Key Takeaways
Ah, what a beautiful time in America: The Scots are in Boston. The English are road-tripping from Dallas to New York. The Portuguese have turned Providence into their home base. And social media is going wild for it.
As the U.S. opens its arms to thousands of international visitors for the World Cup, it’s also reassessing its digital infrastructure for an audience that has already topped 20 million viewers for a single match.
So, yeah: It’s safe to say that content delivery networks (CDNs) and streaming providers are under major pressure this month. But there are a few lessons for what it takes to keep streams running across millions of devices.
World Cup Traffic Moves With the Fans
If you ask Scott Lerner — the SVP of Global Services at Akamai, one of the world’s largest content delivery networks — he says the issue isn’t only figuring out how to handle scale.
“Large sporting events don’t create one massive wave of global traffic all at once,” Lerner explains. “Instead, they trigger localized demand that shifts depending on who is playing and when.”
Think of it this way: When Scotland plays, traffic may surge in Boston and across the U.K. But when Brazil does, demand can spike in entirely different regions. Basically, as teams advance through the tournament, those viewing patterns change, too. (Good thing we have an exact schedule to go off of.)

Lerner says this means infrastructure providers can’t rely on a single region or data center. They need enough capacity across multiple regions. They also need to prioritize live video traffic so it doesn’t compete with things that aren’t pressing — like app updates or background analytics.
Preparation plays a major role as well, he says: “Testing individual components on their own isn’t enough. You need to test the entire system together.”
So, in order to find weak points before kickoff, Akamai simulates large traffic spikes. The goal here, Lerner explains, is to double-check for any bottlenecks, make sure backup plans are in place (and working), and that everything from security layers to third-party integrations are prepared to handle the surge.
Capacity, Visibility, Defenses, Oh My!
Delivering a consistent streaming experience is only one piece of the puzzle. Behind the scenes, organizations also need visibility into the thousands of devices, servers, and systems supporting the event.
This is where Ashish Kuthiala, CMO of Fleet Device Management, says organizations often run into trouble: “At this scale, the hardest problem isn’t a dramatic outage. It’s visibility.”
We know the World Cup relies on thousands of interconnected systems operating across dozens of countries, venues, and platforms.
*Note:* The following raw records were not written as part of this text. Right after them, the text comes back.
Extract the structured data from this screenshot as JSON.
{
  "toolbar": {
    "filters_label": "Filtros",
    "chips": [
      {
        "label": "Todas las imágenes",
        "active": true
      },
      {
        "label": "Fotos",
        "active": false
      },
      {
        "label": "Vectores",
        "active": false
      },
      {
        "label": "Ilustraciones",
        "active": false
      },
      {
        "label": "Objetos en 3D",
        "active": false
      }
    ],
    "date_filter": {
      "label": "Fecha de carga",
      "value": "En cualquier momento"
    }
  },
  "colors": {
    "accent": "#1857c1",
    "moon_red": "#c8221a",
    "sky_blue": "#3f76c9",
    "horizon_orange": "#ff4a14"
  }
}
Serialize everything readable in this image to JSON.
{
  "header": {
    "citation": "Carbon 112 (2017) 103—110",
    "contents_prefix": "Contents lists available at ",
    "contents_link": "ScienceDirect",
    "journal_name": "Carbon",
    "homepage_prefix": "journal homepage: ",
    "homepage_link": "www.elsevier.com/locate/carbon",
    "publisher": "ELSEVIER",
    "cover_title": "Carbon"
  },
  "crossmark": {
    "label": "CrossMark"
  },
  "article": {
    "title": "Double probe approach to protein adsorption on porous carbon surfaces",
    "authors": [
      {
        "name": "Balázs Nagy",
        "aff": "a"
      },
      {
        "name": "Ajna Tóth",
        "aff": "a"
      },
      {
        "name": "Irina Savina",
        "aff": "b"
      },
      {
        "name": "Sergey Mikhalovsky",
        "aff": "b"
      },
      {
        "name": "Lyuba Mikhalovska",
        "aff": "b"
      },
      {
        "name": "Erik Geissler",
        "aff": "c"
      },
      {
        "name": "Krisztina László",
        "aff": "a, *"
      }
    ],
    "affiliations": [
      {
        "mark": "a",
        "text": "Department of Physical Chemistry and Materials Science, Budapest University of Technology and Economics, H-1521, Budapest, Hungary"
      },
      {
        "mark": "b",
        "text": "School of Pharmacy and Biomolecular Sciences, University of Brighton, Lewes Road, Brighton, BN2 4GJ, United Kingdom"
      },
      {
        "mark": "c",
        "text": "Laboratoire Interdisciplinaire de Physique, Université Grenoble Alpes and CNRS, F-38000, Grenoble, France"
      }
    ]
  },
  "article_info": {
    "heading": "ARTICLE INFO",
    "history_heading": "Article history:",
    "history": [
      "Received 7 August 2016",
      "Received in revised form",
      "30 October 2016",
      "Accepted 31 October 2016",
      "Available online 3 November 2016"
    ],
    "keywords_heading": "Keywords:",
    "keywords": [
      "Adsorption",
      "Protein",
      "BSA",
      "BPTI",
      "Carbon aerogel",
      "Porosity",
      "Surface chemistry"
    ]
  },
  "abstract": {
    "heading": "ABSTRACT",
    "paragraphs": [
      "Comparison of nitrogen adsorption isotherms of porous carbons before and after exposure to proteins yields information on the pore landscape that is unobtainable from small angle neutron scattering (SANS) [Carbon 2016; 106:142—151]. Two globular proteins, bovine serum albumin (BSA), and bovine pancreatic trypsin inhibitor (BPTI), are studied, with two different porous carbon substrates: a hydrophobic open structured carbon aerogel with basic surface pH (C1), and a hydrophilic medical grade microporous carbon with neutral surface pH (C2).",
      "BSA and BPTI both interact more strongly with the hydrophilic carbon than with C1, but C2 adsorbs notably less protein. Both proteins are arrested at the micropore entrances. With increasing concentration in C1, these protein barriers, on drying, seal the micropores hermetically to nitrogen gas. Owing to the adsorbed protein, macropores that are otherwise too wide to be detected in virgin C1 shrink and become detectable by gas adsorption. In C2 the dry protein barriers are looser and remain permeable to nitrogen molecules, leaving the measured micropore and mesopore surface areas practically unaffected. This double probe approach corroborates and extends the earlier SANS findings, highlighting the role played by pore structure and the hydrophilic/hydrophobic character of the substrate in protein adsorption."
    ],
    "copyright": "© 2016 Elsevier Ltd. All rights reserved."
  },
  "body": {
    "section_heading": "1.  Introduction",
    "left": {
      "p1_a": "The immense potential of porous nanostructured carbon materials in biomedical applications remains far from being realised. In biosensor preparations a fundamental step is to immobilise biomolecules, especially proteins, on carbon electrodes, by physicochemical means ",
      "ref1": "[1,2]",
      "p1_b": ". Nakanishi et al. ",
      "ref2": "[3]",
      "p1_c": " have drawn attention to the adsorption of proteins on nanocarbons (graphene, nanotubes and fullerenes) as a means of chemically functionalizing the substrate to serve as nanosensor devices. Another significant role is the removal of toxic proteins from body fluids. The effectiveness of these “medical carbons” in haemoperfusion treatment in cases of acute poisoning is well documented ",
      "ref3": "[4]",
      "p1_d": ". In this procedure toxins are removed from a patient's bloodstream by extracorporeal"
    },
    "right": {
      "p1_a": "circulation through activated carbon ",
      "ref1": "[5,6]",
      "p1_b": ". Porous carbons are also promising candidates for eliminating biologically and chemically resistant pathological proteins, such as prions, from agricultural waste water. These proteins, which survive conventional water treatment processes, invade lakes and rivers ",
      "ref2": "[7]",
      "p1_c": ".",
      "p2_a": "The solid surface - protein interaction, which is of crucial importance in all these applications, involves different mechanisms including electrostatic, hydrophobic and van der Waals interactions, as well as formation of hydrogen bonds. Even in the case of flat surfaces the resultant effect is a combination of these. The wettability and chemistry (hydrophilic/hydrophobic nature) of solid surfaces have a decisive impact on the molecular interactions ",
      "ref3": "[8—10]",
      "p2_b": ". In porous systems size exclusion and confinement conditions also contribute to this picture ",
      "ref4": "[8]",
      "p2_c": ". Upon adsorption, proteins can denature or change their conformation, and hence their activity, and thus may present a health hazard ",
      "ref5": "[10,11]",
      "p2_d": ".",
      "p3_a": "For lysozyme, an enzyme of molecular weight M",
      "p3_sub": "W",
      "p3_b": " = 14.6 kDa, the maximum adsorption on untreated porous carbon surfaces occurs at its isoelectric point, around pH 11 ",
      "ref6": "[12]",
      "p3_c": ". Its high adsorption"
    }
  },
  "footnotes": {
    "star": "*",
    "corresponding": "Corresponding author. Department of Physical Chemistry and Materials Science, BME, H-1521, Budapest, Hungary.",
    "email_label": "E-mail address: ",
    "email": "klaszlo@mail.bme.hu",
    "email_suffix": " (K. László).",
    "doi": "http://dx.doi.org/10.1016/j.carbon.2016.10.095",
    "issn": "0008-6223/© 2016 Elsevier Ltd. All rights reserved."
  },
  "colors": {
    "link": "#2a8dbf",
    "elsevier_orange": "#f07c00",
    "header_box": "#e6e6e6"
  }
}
And yet, from Kuthiala’s perspective, many organizations struggle to answer a basic question: What systems are they running, and what condition are they in?
“The lesson for infrastructure teams is that you can’t secure or operate what you can’t see, so get continuous visibility first, then manage configuration as code so consistency scales.” — Ashish Kuthiala
“Most teams can’t say with confidence what systems they have or what state each one is in right now,” he says. “The lesson for infrastructure teams is that you can’t secure or operate what you can’t see, so get continuous visibility first, then manage configuration as code so consistency scales.”
Surprising to absolutely nobody, visibility gets…questionable when cyber threats enter the picture for big streaming events.
“High-profile events draw attackers and the window to act has collapsed. A few years ago you had months between a vulnerability going public and it being exploited. Now it’s often under two days,” Kuthiala explains.
The 2024 Paris Olympics saw more than 140 cyber attacks during its event, and Canada’s cyber intelligence agency warned that orgs connected to the 2026 World Cup will “very likely attempt to extort organizations associated with or supporting the event through disruptive attacks, including ransomware.“
And trust us: The last thing a provider needs is to be handed the blame for buffering in the middle of a match.
Always Assume the Worst Is Going to Happen
By the time the first match kicks off, infrastructure teams have already spent weeks — and sometimes months — testing, monitoring, and preparing for what could go wrong.
But be careful. Kuthiala says that organizations should try to avoid making any last-minute changes during major events like these. Instead, infrastructure should be automated, tested, and documented ahead of time.
“Everyone focuses on capacity, the load balancers, and the extra servers. That matters, but the practices that decide whether a peak goes smoothly happen long before the spike,” he says.
Things like maintaining visibility across systems, automating routine tasks, and rehearsing failure scenarios before they happen. Lerner says the same thing applies for streaming infrastructure.
“Live monitoring helps spot performance issues as they happen, allowing operations teams to step in and fix risks before they disrupt the fan experience. AI has been a huge help in moving our ability to quickly detect issues allowing faster mitigation.” — Scott Lerner
“Live monitoring helps spot performance issues as they happen, allowing operations teams to step in and fix risks before they disrupt the fan experience. AI has been a huge help in moving our ability to quickly detect issues allowing faster mitigation,” he adds.
So far, so good. There have been very few, if any, reported outages across the dozens of streaming networks since the start of the World Cup.
And over the next few weeks, millions of fans will continue obsessing over every pass, save, and controversial call — hopefully without interruption. In the meantime, countless infrastructure teams will be focused on making sure nobody notices their work at all.